No es posible desconocer la sublimidad del misterio. Ese Jesús que es hombre, que habla con el acento de una región determinada de Israel, que se parece a un artesano llamado José, ése es el Hijo de Dios. Y ¿quién puede enseñar algo a Dios? Pero es realmente hombre, y vive normalmente: primero como niño, luego como muchacho, que ayuda en el taller de José; finalmente como un hombre maduro, en la plenitud de su edad. Jesús crecía en sabiduría, en edad y en gracia delante de Dios y de los hombres (Lc II, 52).
José ha sido, en lo humano, maestro de Jesús; le ha tratado diariamente, con cariño delicado, y ha cuidado de El con abnegación alegre. ¿No será ésta una buena razón para que consideremos a este varón justo, a este Santo Patriarca en quien culmina la fe de la Antigua Alianza, como Maestro de vida interior? La vida interior no es otra cosa que el trato asiduo e íntimo con Cristo, para identificarnos con El. Y José sabrá decirnos muchas cosas sobre Jesús. Por eso, no dejéis nunca su devoción, ite ad Ioseph, como ha dicho la tradición cristiana con una frase tomada del Antiguo Testamento (Gen XLI, 55) .

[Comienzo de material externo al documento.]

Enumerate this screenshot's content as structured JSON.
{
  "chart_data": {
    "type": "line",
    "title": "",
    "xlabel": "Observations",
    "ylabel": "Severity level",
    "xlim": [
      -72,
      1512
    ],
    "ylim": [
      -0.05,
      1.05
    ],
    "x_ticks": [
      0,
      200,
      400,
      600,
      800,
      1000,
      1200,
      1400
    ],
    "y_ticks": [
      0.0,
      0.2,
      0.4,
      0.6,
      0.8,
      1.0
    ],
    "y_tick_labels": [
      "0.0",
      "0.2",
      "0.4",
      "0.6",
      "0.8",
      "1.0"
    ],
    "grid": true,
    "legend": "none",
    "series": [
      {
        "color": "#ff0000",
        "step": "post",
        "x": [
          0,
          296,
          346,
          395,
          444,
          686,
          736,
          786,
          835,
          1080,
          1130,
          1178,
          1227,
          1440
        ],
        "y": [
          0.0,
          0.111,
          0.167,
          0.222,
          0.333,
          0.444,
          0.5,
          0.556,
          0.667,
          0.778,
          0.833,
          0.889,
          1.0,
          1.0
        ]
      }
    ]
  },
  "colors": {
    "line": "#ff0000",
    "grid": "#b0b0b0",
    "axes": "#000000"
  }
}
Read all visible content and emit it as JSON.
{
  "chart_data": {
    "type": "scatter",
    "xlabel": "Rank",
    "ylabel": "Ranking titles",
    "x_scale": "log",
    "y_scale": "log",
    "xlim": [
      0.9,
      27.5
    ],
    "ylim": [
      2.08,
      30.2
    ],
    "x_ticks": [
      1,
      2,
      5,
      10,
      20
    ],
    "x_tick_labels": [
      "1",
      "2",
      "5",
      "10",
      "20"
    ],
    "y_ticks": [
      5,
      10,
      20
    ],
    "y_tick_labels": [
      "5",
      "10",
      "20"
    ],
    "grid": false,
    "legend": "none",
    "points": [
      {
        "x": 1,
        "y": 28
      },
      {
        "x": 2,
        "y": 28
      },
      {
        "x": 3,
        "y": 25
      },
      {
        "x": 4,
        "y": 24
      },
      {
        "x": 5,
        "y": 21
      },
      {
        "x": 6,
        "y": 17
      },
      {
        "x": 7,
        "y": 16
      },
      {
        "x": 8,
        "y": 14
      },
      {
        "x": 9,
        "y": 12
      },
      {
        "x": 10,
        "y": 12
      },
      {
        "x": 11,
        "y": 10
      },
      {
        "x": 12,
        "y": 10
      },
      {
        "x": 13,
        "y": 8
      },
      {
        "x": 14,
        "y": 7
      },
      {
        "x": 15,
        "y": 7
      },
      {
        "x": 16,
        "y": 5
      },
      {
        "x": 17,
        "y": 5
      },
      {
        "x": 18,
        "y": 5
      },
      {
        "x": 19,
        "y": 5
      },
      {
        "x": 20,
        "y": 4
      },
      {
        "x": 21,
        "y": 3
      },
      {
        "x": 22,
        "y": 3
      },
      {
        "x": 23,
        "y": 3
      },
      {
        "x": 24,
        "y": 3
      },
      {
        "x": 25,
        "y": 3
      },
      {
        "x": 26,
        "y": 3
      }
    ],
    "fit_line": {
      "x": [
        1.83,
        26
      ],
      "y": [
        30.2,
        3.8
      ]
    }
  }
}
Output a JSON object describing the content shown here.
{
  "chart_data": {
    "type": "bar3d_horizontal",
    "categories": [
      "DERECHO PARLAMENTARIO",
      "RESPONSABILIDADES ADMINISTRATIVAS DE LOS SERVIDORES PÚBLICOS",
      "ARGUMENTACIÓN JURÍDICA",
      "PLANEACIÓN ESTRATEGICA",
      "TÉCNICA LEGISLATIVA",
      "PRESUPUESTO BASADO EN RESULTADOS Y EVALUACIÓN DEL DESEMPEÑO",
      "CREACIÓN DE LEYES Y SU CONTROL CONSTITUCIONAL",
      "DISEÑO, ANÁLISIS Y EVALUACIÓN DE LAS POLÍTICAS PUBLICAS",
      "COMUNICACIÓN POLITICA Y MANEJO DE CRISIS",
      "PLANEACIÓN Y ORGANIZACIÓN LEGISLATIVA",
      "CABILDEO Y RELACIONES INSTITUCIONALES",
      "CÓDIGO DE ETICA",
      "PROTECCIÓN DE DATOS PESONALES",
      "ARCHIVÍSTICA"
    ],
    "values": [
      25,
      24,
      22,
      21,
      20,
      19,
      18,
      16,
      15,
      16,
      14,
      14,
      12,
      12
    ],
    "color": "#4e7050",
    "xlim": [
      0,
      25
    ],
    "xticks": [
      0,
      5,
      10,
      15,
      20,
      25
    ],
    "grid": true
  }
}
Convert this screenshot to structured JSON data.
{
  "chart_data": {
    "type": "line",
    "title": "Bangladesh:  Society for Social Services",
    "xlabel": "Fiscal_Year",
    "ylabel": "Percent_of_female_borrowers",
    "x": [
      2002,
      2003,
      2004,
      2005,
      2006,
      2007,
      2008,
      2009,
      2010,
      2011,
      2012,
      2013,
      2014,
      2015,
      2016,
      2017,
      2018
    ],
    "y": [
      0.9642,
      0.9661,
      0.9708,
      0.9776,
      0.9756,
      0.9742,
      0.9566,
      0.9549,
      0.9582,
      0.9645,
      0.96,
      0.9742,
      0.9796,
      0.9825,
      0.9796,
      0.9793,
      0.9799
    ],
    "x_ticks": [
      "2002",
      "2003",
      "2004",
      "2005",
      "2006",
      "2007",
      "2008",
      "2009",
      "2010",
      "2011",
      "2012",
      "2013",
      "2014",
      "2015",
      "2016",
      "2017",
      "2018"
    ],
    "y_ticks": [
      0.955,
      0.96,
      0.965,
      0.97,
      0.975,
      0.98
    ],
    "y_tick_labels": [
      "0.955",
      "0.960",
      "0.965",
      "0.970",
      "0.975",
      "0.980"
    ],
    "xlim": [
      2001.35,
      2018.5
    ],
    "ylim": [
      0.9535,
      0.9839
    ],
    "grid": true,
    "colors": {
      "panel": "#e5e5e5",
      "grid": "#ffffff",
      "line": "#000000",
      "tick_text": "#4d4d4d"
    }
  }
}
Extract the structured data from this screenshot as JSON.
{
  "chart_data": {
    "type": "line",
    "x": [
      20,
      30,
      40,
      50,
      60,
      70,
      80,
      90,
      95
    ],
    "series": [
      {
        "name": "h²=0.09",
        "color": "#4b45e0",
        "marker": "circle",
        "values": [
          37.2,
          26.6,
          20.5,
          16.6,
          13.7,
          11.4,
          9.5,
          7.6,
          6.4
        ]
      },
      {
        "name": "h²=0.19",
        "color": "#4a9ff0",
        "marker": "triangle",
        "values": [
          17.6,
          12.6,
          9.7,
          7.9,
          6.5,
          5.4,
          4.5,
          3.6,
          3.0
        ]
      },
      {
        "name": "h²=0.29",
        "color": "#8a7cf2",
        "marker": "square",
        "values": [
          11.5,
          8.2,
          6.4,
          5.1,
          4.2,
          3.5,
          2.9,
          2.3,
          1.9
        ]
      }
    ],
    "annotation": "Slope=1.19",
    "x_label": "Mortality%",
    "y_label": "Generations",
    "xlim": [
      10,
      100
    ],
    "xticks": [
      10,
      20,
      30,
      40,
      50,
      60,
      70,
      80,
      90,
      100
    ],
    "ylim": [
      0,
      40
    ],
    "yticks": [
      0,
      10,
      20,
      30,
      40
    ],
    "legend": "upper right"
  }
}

Maestro de vida interior, trabajador empeñado en su tarea, servidor fiel de Dios en relación continua con Jesús: éste es José. Ite ad Ioseph. Con San José, el cristiano aprende lo que es ser de Dios y estar plenamente entre los hombres, santificando el mundo. Tratad a José y encontraréis a Jesús. Tratad a José y encontraréis a María, que llenó siempre de paz el amable taller de Nazaret.
ORACIÓN FINAL
Oh custodio y padre de Vírgenes San José a cuya fiel custodia fueron encomendadas la misma inocencia de Cristo Jesús y la Virgen de las vírgenes María; por estas dos queridísimas prendas Jesús y María, te ruego y suplico me alcances, que preservado yo de toda impureza, sirva siempre castísimamente con alma limpia, corazón puro y cuerpo casto a Jesús y a María. Amén.
Jesús José y María
os
doy mi corazón y el alma mía
Jesús, José y María
asistidme
en mi última agonía.
Jesús, José y María
con
Vos descanse en paz el alma mía.
Oh
Dios que con inefable providencia te dignaste escoger al bienaventurado José
por Esposo de tu Madre Santísima; concédenos que, pues le veneramos como
protector en la tierra, merezcamos tenerle como protector en los cielos. Oh
Dios que vives y reinas en los siglos de los siglos. Amén.